Im seeing a psychologist but I still need help....?!
Question:
Im seeing a psychologist but I still need help....?
I know I need to move on, I know I can do better. I dont understand why Im acting like this. We were together for 4 years, he was a selfish jerk through all of it and I was still there for him. I still cant explain why I cared so much about him..he didnt deserve it. I dont know what to do and my brain is playing games with me. Seriously...I dont think about him at all for awhile and then I have a sudden urge to know whats going on with him. Hes not worth the time, so why do I keep doing this to myself?? Its been a little over a year now and what really pisses me off is that it wasnt quite this bad after we broke up!! I have always thought that my heart is just disappointed because I put everything I had and then some into our relationship, and Im not emotionally content. I have been having the same dreams about him being a caring, loving and thoughful person....even though it was not like that at all. I was in denial for a long time. Ive tried moving on but I compare new to old
Answers:
Same here,
I had a guy and I really cared for him although he was a jerk, he'd flirt with all my friends in front of me and then behind my back cheat on me, and when I wanted to break up he "pitied" me because he wanted both sides of the lawn (lol).
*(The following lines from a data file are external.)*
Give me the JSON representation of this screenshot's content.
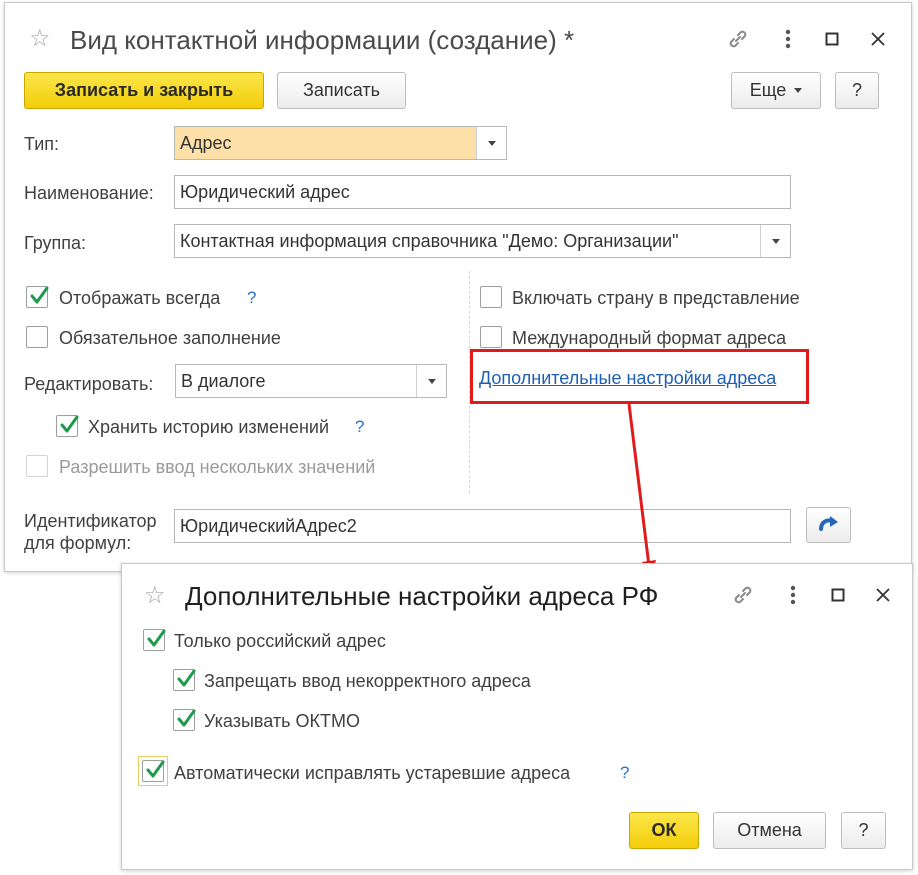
{
  "main_window": {
    "title": "Вид контактной информации (создание) *",
    "toolbar": {
      "save_close_label": "Записать и закрыть",
      "save_label": "Записать",
      "more_label": "Еще",
      "help_label": "?"
    },
    "form": {
      "type_label": "Тип:",
      "type_value": "Адрес",
      "name_label": "Наименование:",
      "name_value": "Юридический адрес",
      "group_label": "Группа:",
      "group_value": "Контактная информация справочника \"Демо: Организации\"",
      "always_show_label": "Отображать всегда",
      "always_show_checked": true,
      "required_label": "Обязательное заполнение",
      "required_checked": false,
      "edit_label": "Редактировать:",
      "edit_value": "В диалоге",
      "keep_history_label": "Хранить историю изменений",
      "keep_history_checked": true,
      "multiple_values_label": "Разрешить ввод нескольких значений",
      "multiple_values_checked": false,
      "include_country_label": "Включать страну в представление",
      "include_country_checked": false,
      "intl_format_label": "Международный формат адреса",
      "intl_format_checked": false,
      "additional_settings_link": "Дополнительные настройки адреса",
      "identifier_label_line1": "Идентификатор",
      "identifier_label_line2": "для формул:",
      "identifier_value": "ЮридическийАдрес2",
      "help_mark": "?"
    }
  },
  "dialog": {
    "title": "Дополнительные настройки адреса РФ",
    "only_russian_label": "Только российский адрес",
    "only_russian_checked": true,
    "forbid_incorrect_label": "Запрещать ввод некорректного адреса",
    "forbid_incorrect_checked": true,
    "oktmo_label": "Указывать ОКТМО",
    "oktmo_checked": true,
    "auto_fix_label": "Автоматически исправлять устаревшие адреса",
    "auto_fix_checked": true,
    "help_mark": "?",
    "ok_label": "ОК",
    "cancel_label": "Отмена",
    "help_label": "?"
  },
  "colors": {
    "accent_yellow": "#f5d313",
    "highlight_red": "#e11b1b",
    "link_blue": "#1f5fb3",
    "check_green": "#1f9a4a"
  }
}
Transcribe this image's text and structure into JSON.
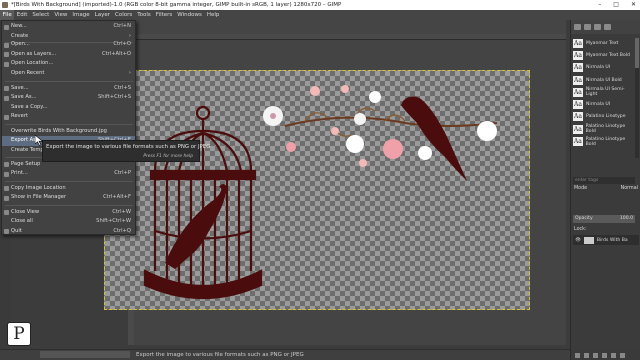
{
  "window": {
    "title": "*[Birds With Background] (imported)-1.0 (RGB color 8-bit gamma integer, GIMP built-in sRGB, 1 layer) 1280x720 – GIMP",
    "controls": [
      "–",
      "□",
      "✕"
    ]
  },
  "menubar": [
    "File",
    "Edit",
    "Select",
    "View",
    "Image",
    "Layer",
    "Colors",
    "Tools",
    "Filters",
    "Windows",
    "Help"
  ],
  "file_menu": [
    {
      "label": "New...",
      "shortcut": "Ctrl+N"
    },
    {
      "label": "Create",
      "shortcut": "›"
    },
    {
      "label": "Open...",
      "shortcut": "Ctrl+O"
    },
    {
      "label": "Open as Layers...",
      "shortcut": "Ctrl+Alt+O"
    },
    {
      "label": "Open Location...",
      "shortcut": ""
    },
    {
      "label": "Open Recent",
      "shortcut": "›"
    },
    {
      "label": "Save...",
      "shortcut": "Ctrl+S"
    },
    {
      "label": "Save As...",
      "shortcut": "Shift+Ctrl+S"
    },
    {
      "label": "Save a Copy...",
      "shortcut": ""
    },
    {
      "label": "Revert",
      "shortcut": ""
    },
    {
      "label": "Overwrite Birds With Background.jpg",
      "shortcut": ""
    },
    {
      "label": "Export As...",
      "shortcut": "Shift+Ctrl+E"
    },
    {
      "label": "Create Template...",
      "shortcut": ""
    },
    {
      "label": "Page Setup",
      "shortcut": ""
    },
    {
      "label": "Print...",
      "shortcut": "Ctrl+P"
    },
    {
      "label": "Copy Image Location",
      "shortcut": ""
    },
    {
      "label": "Show in File Manager",
      "shortcut": "Ctrl+Alt+F"
    },
    {
      "label": "Close View",
      "shortcut": "Ctrl+W"
    },
    {
      "label": "Close all",
      "shortcut": "Shift+Ctrl+W"
    },
    {
      "label": "Quit",
      "shortcut": "Ctrl+Q"
    }
  ],
  "tooltip": {
    "text": "Export the image to various file formats such as PNG or JPEG",
    "hint": "Press F1 for more help"
  },
  "statusbar": {
    "text": "Export the image to various file formats such as PNG or JPEG"
  },
  "fonts": [
    "Myanmar Text",
    "Myanmar Text Bold",
    "Nirmala UI",
    "Nirmala UI Bold",
    "Nirmala UI Semi-Light",
    "Nirmala UI",
    "Palatino Linotype",
    "Palatino Linotype Bold",
    "Palatino Linotype Bold"
  ],
  "font_tag_placeholder": "enter tags",
  "layers_panel": {
    "mode_label": "Mode",
    "mode_value": "Normal",
    "opacity_label": "Opacity",
    "opacity_value": "100.0",
    "lock_label": "Lock:",
    "layer_name": "Birds With Ba"
  },
  "logo": "P"
}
Then I finaly did just leave him and he made me out to be the bad guy when I wasn't. I hated him completely and I'd be find for days without thinking of him, then suddenly I would want to knopw what he was doing and eberything else, and then I'd think about him at night. I know its ahrd to move on especially if you put in your all for him. All you have to do is enjoy life to the fullest; I rmeber taking some serious risks I WOULD NEVER TAKE before actually gave me the thrill of life and made me thirsting for more things dangerous and exciting; you should try and then you'll forget all about him!